Setup:
It starts up okay, BIOS reports correct amount of RAM as well as connected drives.
I followed Intel recommended BIOS settings:
I went ahead and booted from my Windows 8.1 installation USB. However at a step, where I should choose partition/drive for install, the list is empty with error that it could not find a drive.
So I booted from my other USB stick to Parted Magic and it detected drive successfully. I could do normal operations with drive (recreated partition table, create partitions, etc.).

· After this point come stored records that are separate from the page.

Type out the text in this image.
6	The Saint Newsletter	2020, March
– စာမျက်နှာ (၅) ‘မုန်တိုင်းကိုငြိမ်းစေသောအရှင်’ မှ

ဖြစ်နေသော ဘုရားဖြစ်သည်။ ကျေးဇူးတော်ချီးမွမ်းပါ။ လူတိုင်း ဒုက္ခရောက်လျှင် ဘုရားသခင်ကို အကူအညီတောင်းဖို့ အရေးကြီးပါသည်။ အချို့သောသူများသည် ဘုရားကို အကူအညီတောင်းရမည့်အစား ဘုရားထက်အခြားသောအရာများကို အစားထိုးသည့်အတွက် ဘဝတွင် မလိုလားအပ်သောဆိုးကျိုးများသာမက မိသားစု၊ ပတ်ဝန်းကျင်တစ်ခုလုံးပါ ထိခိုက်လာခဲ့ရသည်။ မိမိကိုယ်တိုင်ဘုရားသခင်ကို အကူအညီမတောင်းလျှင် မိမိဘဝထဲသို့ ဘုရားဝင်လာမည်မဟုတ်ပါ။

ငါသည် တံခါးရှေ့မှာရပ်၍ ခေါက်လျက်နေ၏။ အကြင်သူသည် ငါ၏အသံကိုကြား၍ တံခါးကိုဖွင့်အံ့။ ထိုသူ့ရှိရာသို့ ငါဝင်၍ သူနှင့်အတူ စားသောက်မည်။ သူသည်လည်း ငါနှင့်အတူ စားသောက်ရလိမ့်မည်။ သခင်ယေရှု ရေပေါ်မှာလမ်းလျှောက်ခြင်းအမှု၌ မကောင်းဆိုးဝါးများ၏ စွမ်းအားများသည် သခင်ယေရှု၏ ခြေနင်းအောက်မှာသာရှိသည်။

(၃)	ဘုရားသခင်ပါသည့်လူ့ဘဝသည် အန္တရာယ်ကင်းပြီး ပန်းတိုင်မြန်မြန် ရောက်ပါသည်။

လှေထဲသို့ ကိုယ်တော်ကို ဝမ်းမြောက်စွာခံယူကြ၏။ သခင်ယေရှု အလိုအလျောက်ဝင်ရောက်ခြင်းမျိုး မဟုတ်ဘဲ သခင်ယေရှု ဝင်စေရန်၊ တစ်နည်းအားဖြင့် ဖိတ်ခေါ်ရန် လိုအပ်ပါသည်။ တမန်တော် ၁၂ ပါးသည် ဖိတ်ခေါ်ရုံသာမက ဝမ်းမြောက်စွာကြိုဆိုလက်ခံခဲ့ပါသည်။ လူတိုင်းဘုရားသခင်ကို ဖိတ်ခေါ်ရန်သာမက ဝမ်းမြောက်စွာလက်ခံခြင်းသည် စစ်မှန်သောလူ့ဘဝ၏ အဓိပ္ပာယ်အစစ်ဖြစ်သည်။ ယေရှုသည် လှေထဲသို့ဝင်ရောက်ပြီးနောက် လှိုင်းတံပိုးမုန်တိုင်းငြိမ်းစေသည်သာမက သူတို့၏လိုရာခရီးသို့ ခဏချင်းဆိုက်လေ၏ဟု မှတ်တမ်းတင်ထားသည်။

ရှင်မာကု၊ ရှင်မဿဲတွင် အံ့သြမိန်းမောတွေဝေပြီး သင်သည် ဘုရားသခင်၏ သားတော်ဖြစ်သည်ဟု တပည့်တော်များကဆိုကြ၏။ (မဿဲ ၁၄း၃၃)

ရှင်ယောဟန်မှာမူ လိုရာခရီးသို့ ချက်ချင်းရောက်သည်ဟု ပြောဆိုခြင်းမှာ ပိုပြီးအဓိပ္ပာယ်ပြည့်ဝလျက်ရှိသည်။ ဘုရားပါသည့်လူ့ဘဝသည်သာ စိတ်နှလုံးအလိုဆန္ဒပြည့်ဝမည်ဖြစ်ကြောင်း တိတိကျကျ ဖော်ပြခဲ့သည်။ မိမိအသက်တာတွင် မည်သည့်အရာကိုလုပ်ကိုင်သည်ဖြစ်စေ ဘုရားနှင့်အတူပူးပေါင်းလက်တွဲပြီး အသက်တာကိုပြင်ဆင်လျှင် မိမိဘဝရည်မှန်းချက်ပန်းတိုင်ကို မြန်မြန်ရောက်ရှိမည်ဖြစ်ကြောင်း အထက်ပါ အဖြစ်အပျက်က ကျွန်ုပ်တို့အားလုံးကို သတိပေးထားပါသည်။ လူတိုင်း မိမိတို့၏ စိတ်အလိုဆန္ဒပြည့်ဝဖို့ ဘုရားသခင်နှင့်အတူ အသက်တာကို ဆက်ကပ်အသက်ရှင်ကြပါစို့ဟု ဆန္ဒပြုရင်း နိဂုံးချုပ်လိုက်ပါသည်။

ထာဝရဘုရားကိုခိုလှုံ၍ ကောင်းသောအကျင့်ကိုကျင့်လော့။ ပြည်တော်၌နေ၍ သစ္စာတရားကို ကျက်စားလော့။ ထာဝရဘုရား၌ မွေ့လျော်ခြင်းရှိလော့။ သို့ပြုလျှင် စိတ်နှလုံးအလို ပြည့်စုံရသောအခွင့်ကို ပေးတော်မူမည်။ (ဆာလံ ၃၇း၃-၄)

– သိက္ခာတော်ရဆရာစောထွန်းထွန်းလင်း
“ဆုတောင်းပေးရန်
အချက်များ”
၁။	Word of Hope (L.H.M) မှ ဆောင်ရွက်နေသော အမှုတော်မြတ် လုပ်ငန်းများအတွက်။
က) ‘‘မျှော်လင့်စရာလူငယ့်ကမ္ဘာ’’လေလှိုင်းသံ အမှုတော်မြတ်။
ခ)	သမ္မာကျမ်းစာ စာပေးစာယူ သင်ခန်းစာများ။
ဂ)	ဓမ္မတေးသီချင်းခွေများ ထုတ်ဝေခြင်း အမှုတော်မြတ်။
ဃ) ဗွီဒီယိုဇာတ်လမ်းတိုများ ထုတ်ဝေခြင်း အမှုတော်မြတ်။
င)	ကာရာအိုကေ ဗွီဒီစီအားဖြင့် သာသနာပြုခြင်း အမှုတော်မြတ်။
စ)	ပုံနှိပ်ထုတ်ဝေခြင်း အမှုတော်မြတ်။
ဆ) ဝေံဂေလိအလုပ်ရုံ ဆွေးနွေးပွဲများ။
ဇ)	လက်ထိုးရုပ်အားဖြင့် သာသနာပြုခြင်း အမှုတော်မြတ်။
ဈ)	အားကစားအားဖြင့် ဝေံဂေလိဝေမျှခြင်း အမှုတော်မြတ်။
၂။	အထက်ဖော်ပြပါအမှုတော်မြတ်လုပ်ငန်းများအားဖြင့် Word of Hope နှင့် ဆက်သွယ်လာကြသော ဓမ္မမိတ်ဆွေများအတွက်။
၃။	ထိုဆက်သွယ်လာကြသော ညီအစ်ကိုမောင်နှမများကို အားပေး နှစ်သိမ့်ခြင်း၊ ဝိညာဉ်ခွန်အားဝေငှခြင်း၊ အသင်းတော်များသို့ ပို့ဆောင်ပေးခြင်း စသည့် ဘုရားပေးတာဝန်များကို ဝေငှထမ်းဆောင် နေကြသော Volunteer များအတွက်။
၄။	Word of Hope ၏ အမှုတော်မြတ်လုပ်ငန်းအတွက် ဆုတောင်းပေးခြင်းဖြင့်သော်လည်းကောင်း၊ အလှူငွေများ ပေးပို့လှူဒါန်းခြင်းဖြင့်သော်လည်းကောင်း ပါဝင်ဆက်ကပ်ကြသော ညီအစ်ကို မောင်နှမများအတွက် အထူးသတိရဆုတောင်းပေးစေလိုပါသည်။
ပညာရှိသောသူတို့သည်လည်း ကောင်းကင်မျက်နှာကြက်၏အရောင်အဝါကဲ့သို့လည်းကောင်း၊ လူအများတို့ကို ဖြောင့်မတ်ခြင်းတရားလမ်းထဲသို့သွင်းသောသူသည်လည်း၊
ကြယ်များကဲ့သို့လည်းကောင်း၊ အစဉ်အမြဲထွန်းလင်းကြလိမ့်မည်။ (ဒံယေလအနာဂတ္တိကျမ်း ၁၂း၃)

Steps I tried to troubleshoot:
clean
in diskpart (DiskPart has encountered an error: The request could not be performed because of an I/O device error.
)clean
-> cre par pri
-> for quick fs=ntfs
it throwed error during formating (Disk Part has encountered an error: the parameter is incorrect
). If I let Windows format it during setup by simply clicking next
would halt for few minutes and then throw error 0x80070057
and after refresh
I could see Windows created 300MB restore
and 100MB system
partition and rest was unallocated.One interesting thing to note is that I could see the drive few times in Windows installation, but whenever I tried to remove or create partition, it would just halt (endless wait cursor) but computer still responded. Strangely, I was able to create a partition and install Windows just once, but as I removed USB stick at the end of installation and let it boot for the first time, it would just throw blue error message with error code 0x00085
.
Parted Magic does detect the drive successfully every time, and I can do operations with the drive very easily, so that should indicate it's not hardware issue, but a software.
These symptoms sound like the machine you've got has a motherboard chipset that's more recent than Windows 8.1. This sort of problem is fairly common, and the solution is to download drivers for the chipset (or at least for the disk subsystem) from the manufacturer. I just checked, and Intel has quite a few Windows drivers for that computer here:
https://downloadcenter.intel.com/product/78953/Intel-NUC-Kit-DN2820FYKH
If I'm right, you'll need the "driver bundle" or "chipset device software" package. You should extract the package and put the drivers on an external medium. You can then load them when the Windows installer prompts for such things.
Alternatively, you could try a Windows 10 beta, which probably has more recent drivers. Microsoft provides a free download here:
http://windows.microsoft.com/en-us/windows/preview-iso
You'll need to update it once it's released.
Looks like it was faulty unit. Replaced it with a new one and it worked straight away without any tinkering.